Il nuovo album si intitola “Chariots Of The Gods” ed esce sia su cd che su vinile doppio , con tre brani in più. Il gruppo si è formato a Sidney nel 1981 e ha festeggiato l’anno scorso quaranta anni di carriera. Il periodo migliore della band è stato comunque a metà degli anni Ottanta quando la loro formula basata su un rock molto serrato, ma anche estremamente melodico, ha conquistato tutti, anche in Europa. Gli Hoodoo Gurus sono ancora guidati da Dave Faulkner, chitarra e voce, e possono contare su Brad Shepherd, chitarra e armonica, Rick Grossman, basso elettrico, e Nik Rieth, batteria. Il mondo intero è stato devastato dalla pandemia negli ultimi due anni, siamo stati tutti costretti a chiuderci in casa, ma per gli Hoodoo Gurus si è trattato di un periodo fortunato sotto il profilo artistico.

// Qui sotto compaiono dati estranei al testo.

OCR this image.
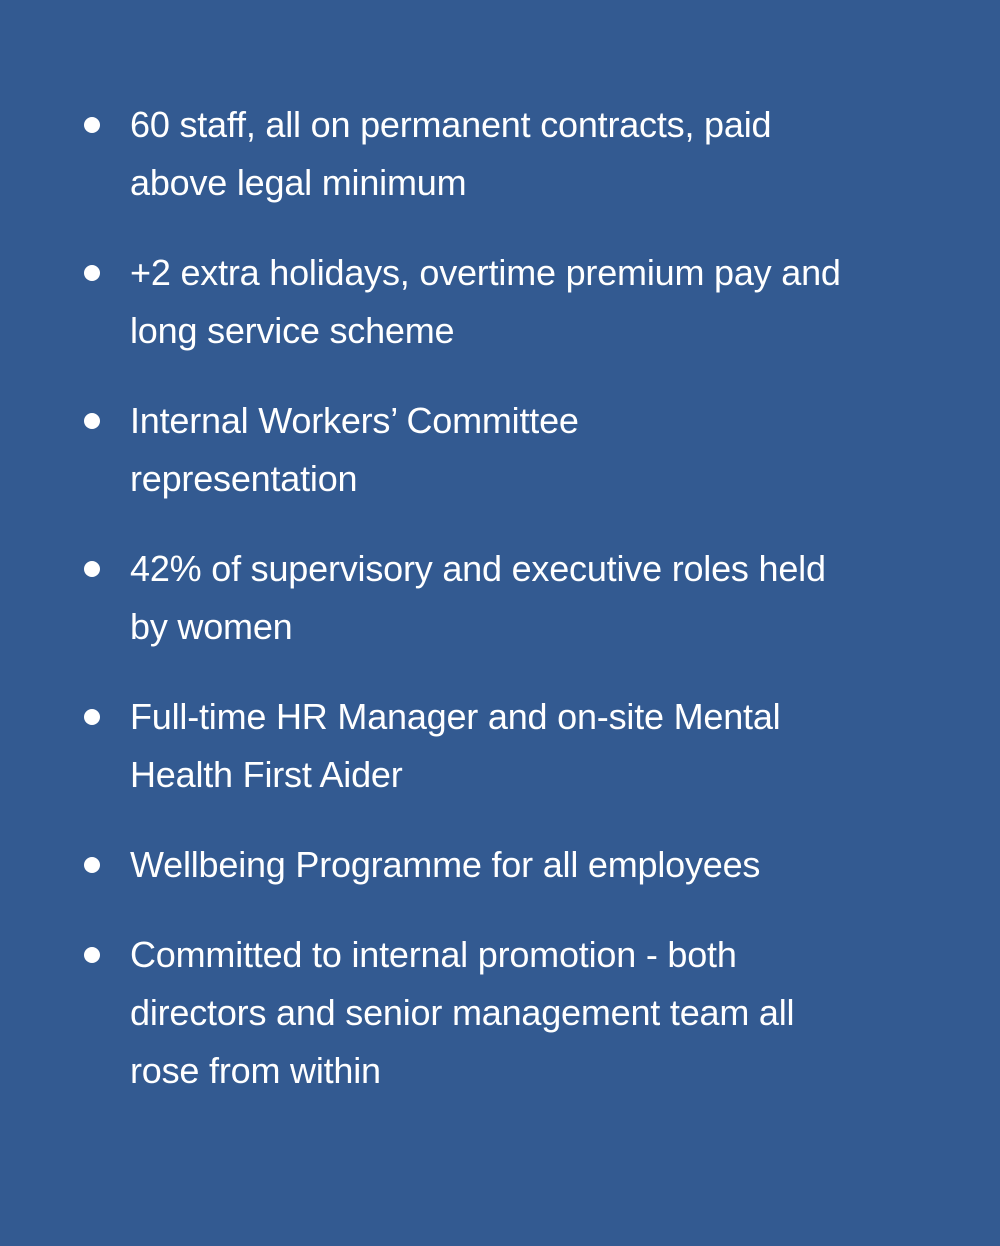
60 staff, all on permanent contracts, paid
above legal minimum
+2 extra holidays, overtime premium pay and
long service scheme
Internal Workers’ Committee
representation
42% of supervisory and executive roles held
by women
Full-time HR Manager and on-site Mental
Health First Aider
Wellbeing Programme for all employees
Committed to internal promotion - both
directors and senior management team all
rose from within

Hanno ritrovato infatti l’unità della band, hanno riscoperto la voglia di suonare insieme e hanno registrato in studio questo fantastico “Chariot Of The Gods”, un disco stratosferico, che denota una grande compattezza sul piano compositivo , un ritrovato lirismo e una scrittura fertile. Brani come “My Imaginary Friend” e “Carry On”, due “rock ballad” di pregevole fattura e le tiratissime “World Of Pain” , “Answered Prayers” e “Don’t Try To Save My Soul”, rappresentano bene le due anime del disco, una morbida e raffinata, l’altra più aggressiva, con profonde radici psichedeliche. Da segnalare anche la “cover” di “I Wanna Be Your Man” dei Beatles, in versione punk: uno spettacolo vero! Si tratta in pratica del felice ritorno di quel “Guru Sound” che sembrava scomparso, di una nuova primavera per le fortune della band. Un rock and roll elettrico che si combina perfettamente ad un “power pop” quanto mai immediato e diretto, un dono per quanti si espongono all’ascolto.
Siamo di fronte ad uno di quei casi molto rari in cui il naturale invecchiamento dell’età dei componenti della band non corrisponde affatto ad una perdita di entusiasmo o dell’anima rock dei singoli musicisti. Album capolavoro, da possedere al più presto.